Fear, pain follow deadly earthquake on Ecuador’s southwest coast


QUITO, Ecuador (AP) – Some affectionately call Machala the “Banana Capital of the World.” This port community on Ecuador’s Pacific coast is home to about a quarter of a million people and is normally bustling with commercial activity. But not this weekend, not after the deadly earthquake.

Pain lingered in the air Sunday, a day after a powerful earthquake rocked this city, tearing down homes and buildings along the coast and into the Ecuadorian mountains and even parts of Peru.

Debris covered some streets in Machala. Neighbors held simple funerals to bury the dead. There is no longer a pier. And a day after the earthquake killed just nine residents along this hard-hit coastline, many in Machala were feeling worried and uneasy.

“The city is quiet, they feel fear and mourning,” said resident Luis Becerra. “You feel the pain, the drama, everywhere you go. Everyone is on alert, with great fear in case there is an aftershock.”

Magnitude 6.8

The earthquake, measured by the US Geological Survey at a magnitude of 6.8, shook parts of Ecuador and Peru on Saturday, killing at least 15 people and injuring more than 445. Fourteen of the victims died in Ecuador and one in Peru.

The earthquake affected and brought down hundreds of houses and buildings in very different communities, both in the coastal areas and in the mountainous areas. But in Ecuador, regardless of geography, many of the houses that collapsed had a lot in common: Many were old, many did not meet modern building code standards in such an earthquake-prone country, and many of their residents were poor .

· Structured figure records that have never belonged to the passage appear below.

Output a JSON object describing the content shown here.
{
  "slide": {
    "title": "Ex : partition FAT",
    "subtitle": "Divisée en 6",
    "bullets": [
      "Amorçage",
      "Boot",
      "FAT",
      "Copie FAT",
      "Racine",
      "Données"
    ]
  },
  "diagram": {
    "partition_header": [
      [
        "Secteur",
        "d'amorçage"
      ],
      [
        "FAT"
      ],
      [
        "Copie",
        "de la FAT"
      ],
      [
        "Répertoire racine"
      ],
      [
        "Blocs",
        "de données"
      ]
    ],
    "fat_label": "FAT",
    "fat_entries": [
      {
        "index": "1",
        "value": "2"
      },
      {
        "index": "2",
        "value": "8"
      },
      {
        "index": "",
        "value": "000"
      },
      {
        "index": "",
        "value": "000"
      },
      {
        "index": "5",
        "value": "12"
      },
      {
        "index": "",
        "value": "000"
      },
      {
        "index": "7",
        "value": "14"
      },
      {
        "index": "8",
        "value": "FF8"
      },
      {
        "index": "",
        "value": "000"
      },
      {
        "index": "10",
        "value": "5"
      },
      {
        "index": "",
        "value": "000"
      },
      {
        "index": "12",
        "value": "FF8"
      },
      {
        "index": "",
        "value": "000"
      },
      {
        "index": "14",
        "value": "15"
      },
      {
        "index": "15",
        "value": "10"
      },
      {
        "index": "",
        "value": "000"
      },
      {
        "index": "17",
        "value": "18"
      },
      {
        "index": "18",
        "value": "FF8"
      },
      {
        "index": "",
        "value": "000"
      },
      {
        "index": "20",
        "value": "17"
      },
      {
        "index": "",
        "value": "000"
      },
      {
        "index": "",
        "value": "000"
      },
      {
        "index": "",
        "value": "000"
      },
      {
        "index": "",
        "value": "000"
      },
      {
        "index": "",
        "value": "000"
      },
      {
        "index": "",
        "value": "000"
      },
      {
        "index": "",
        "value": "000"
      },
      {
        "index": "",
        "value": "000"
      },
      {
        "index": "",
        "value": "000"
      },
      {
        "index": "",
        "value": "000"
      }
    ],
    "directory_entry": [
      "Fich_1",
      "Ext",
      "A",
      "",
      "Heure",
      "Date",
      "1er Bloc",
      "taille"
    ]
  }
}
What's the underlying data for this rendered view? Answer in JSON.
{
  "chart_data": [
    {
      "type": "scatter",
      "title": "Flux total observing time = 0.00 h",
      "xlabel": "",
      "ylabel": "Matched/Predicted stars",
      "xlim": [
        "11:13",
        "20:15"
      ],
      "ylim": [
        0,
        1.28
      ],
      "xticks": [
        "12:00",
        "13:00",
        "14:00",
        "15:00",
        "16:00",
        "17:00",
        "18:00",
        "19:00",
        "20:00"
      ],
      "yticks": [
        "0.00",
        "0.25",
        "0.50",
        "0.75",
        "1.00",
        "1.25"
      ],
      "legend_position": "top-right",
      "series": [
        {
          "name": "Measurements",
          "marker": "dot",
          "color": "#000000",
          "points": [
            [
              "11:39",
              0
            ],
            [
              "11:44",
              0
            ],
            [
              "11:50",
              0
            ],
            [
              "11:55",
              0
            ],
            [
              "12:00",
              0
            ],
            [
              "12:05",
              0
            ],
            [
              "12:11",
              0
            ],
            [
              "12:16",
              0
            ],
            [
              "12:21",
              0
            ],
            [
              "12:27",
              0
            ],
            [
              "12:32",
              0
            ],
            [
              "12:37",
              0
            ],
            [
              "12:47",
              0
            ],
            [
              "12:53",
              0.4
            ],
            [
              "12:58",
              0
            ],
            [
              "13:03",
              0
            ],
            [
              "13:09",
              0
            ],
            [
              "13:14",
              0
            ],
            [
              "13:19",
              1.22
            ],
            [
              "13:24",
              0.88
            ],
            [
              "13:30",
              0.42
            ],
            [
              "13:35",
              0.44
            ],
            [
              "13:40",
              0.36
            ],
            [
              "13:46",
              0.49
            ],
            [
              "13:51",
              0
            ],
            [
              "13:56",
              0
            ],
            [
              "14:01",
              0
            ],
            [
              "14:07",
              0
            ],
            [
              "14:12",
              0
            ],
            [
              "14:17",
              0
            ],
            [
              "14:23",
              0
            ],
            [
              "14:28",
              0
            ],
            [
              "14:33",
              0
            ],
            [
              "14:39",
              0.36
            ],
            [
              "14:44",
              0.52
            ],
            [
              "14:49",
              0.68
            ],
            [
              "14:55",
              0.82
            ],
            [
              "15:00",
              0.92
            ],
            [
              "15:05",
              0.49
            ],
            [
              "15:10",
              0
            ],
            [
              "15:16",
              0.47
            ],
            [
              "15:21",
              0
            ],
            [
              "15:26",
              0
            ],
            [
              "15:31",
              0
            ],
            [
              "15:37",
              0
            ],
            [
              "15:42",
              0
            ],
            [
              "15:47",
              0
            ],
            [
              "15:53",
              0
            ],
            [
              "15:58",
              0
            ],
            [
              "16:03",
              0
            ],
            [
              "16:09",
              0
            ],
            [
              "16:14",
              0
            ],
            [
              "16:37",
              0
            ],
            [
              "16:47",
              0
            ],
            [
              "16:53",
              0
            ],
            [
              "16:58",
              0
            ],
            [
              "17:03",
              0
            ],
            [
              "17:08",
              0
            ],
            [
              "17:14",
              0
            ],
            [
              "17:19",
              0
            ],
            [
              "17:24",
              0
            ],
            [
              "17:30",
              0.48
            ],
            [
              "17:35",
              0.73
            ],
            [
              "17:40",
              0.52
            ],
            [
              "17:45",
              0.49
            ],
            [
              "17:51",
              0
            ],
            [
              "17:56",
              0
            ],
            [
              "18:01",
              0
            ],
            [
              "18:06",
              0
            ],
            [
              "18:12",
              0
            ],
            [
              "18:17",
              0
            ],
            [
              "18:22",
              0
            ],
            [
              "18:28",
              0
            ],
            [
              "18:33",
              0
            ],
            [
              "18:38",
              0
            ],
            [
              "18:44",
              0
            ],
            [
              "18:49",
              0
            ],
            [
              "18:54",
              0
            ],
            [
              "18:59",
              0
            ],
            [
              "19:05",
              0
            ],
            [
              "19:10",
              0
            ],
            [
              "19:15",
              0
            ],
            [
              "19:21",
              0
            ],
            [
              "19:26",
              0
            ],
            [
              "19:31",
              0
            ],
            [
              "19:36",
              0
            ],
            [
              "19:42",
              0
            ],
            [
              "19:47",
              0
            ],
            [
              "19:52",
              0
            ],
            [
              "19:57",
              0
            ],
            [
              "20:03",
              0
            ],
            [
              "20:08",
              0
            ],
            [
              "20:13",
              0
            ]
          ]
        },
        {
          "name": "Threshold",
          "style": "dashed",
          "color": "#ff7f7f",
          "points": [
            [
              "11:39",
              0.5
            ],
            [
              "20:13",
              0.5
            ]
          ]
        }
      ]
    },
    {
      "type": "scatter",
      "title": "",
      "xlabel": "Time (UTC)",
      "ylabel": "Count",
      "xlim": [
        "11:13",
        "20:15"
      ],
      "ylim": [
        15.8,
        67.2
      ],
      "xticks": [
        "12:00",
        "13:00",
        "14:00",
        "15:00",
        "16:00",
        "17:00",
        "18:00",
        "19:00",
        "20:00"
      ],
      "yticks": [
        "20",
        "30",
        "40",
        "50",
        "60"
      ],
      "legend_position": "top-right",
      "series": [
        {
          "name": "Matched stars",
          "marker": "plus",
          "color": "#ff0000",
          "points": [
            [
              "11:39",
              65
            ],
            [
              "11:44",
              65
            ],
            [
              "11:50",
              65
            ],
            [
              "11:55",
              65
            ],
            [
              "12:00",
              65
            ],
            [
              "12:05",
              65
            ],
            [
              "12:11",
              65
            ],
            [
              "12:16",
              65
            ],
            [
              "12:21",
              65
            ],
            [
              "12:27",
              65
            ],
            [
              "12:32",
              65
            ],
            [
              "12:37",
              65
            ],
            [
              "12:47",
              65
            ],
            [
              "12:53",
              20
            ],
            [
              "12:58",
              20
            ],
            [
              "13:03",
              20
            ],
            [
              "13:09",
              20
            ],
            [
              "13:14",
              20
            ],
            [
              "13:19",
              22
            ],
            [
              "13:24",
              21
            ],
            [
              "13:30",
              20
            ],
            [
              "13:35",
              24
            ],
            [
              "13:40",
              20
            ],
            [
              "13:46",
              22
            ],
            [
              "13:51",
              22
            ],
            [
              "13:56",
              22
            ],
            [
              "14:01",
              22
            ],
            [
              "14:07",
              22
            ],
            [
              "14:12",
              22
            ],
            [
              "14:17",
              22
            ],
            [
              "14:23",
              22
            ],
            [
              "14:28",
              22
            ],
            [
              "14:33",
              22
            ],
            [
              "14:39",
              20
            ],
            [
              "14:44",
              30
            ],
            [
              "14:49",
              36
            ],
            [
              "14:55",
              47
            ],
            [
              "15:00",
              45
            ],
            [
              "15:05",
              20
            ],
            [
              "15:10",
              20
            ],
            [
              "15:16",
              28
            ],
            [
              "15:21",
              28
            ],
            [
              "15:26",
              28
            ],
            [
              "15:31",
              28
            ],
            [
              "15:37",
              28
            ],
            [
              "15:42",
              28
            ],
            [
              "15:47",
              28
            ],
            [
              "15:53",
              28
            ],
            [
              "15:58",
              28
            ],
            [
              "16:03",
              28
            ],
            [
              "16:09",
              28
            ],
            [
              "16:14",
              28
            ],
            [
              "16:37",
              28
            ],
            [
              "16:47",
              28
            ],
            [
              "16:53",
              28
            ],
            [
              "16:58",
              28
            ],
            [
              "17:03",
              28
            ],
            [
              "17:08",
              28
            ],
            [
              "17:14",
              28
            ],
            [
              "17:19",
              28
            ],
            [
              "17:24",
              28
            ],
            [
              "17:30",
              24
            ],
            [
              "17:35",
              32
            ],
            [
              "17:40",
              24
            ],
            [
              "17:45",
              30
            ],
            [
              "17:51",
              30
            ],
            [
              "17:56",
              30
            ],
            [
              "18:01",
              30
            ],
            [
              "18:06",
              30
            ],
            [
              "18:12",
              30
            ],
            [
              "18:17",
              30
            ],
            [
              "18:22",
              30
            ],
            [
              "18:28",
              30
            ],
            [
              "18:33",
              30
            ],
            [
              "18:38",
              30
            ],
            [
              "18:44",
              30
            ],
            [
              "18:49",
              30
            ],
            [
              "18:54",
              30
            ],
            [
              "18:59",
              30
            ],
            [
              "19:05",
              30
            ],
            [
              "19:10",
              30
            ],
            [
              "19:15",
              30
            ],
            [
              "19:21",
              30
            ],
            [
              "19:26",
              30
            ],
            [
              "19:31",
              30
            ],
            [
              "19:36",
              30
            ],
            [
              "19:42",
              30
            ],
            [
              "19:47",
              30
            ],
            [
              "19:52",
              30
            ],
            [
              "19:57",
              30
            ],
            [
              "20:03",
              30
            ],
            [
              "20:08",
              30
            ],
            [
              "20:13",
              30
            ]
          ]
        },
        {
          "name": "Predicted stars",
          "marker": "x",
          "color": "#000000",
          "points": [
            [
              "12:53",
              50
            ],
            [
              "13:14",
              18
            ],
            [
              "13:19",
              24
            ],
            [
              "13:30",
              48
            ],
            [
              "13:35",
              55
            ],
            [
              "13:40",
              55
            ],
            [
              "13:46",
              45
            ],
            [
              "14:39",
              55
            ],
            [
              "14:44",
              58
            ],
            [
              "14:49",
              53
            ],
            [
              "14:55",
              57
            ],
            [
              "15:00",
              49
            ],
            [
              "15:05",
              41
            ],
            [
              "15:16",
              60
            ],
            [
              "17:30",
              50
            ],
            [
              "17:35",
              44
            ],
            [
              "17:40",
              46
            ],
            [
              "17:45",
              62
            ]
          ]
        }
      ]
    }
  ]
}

Yajaira Albarracín, Graciela Chila, Silvina Zambrano Chila and two children died under the rubble of their house in a low-income neighborhood in Machala. On Sunday, several neighbors stopped by a tent where the women’s coffins were placed with some floral arrangements and a standing crucifix. Some relatives said rescuers found the bodies of women and children as if they had been clutching each other when the disaster struck.

The quake struck just off the Pacific coast, about 50 miles (80 kilometers) south of Guayaquil, Ecuador’s second-largest city. Of the country’s 14 victims, 12 died in the southwestern coastal state of El Oro, which includes Machala, and two died in the mountainous state of Azuay.

Ecuador is particularly vulnerable to earthquakes. In 2016, an earthquake that struck further north on the Pacific coast in a less populated part of the country killed more than 600 people.

Hamilton Cedillo, a resident of Machala, said on Sunday that he and his family barely slept in the following hours for fear of deadly aftershocks. They developed an evacuation plan and watched videos on how to protect themselves in the event of another earthquake.

“I’m afraid to leave and my family will be left here alone at home,” Cedillo said.

Pope Francis offered prayers for the victims during his weekly Sunday noon blessing.

“I am close to the Ecuadorian people and I assure them of my prayers for the dead and the suffering,” Francis said.

Ecuador’s government issued an emergency declaration covering roads in Azuay, where earthquake debris cut off several roads and worsened already bad conditions attributed to winter storms. One of the victims in that state was a passenger in a vehicle crushed by debris from a house in the community of Cuenca.

In El Oro, according to the Secretariat of Risk Management, Ecuador’s emergency response agency, several people were trapped under rubble or in damaged buildings, unable to escape immediately.

Quito-based architect Germán Narváez said the houses most affected by the earthquake tend to be poorly built, lacking solid foundations and deficient in structure and technical design. He added that the most vulnerable houses are often old and built with materials such as adobe, once commonly used in Andean communities.

“At critical moments of seismic movements, they tend to collapse,” he said of such houses.

Juan Vera lost three relatives when the earthquake destroyed his niece’s house. The government offered to pay for the burial of the woman and her child and her partner.

Now Vera questions why local authorities ever allowed her relatives to live in such an old house, saying the municipality should better regulate the condition of such buildings and ensure that only those that are truly safe are rented or occupied.

“Because of its age, that building should have already been demolished,” Vera said of the place where her relatives died. ___

Garcia Cano reported from Caracas, Venezuela.